Living Downtown: The History of Residential Hotels in the United States
© 1994 Paul Groth
Although today hotels are thought of as places for travelers, at its most basic level a hotel is simply a rented room; an apartment without a kitchen. For much of American history, the ‘huddled masses’ filling the cities found homes not in detached houses, but in residential hotels. Buildings giant and small, dilapidated and grand, they catered to the rich and poor alike. Living Downtown examines what lives were like, as lived in different classes of hotels, and tracks their struggle through the 20th century as they became the target of reformers. This is a social history of urban life in American cities’ boomtime.
Suburbanized America thinks of apartments and the like as exceptions to the rule of privately-owned homes, but as Living Downtown reveals, communal life has a strong history in the nation. Wealthy families saw in hotels a place to enjoy servants without the bother of managing them; ambitious middle-class couples could claim a fashionable address and the opportunity to network with their betters; and the working class found a certain independence in cheap rents that allowed them to move easily in pursuit of work, or maintain lodgings even if they were laid off for a short time. Hotels ranged from grand palaces to 2-penny a day flophouses that even the indigent could afford, provided they found an odd job now and again. Hotels also offered more inherent opportunities for socialization; those midrange and above typically came with cafes, restaurants, and shops attached; the wealthy could even find rooms reserved for smoking and lounging about. Lowly flophouses wouldn’t sport such facilities, of course, but they were enmeshed in an urban fabric that catered to the needs of their guests.
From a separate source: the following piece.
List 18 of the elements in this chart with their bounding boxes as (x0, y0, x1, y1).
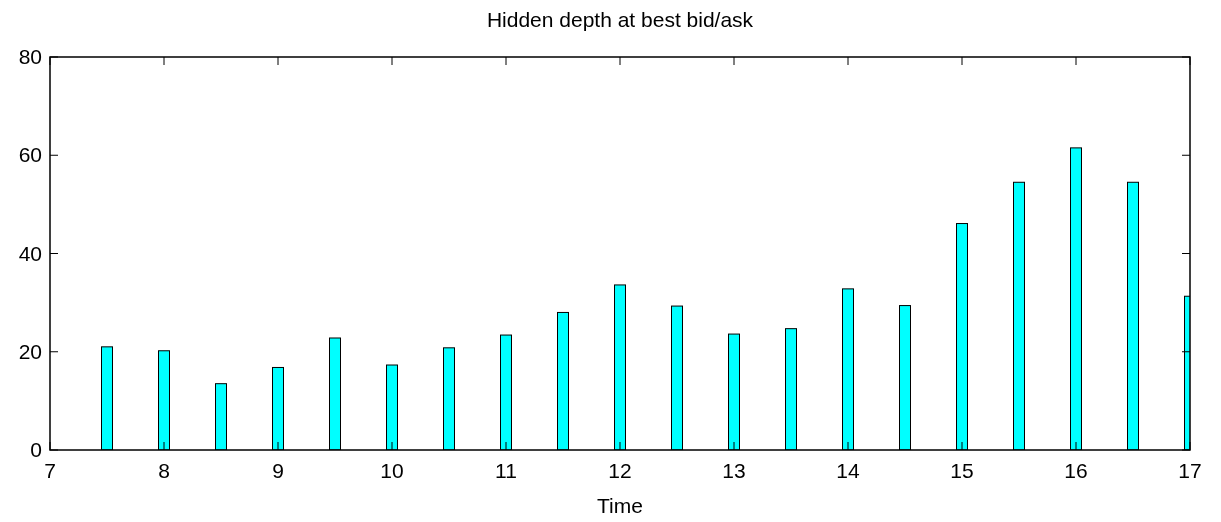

Living Downtown finds in hotels abounding interest. After discussing the lifestyles and attractions of the different classes of hotels, Groth moves on to hotels’ place in the overall American fabric. Hotels attracted negative attention beginning the Progressive era, where helpful reformers took it upon themselves to clean up American cities and inflict morality upon them. The idea that rich society wives could lounge about in hotel parlors, not even bothering to keep house, was too much for reformers to bear, as was the inevitable use of hotels of all kinds as playgrounds for prostitution. Establishing and advancing the ideal of American society being rooted in privately-held, detached homes, the progressive era saw hotels first constricted in growth by regulation, then smothered altogether by aggressive zoning laws that would eventually attempt to deconstruct American cities, turning smartly-organized social arrangements into sprawl. Granted, there were areas that needed attention — especially in the area of waste sanitation in poorer hotels — but more has been lost than gained by idealistic zeal. In addition to social history, there’s a little discussion of business practices.
In 21st century America, where the market for cheap housing has been all but obliterated by aggressive Federal support for welfare tenements of the kind that destroy cities, Living Downtown is a vivid reminder of the variety of housing approaches that once existed, and a look back into American cities when they were truly dynamic from the ground up.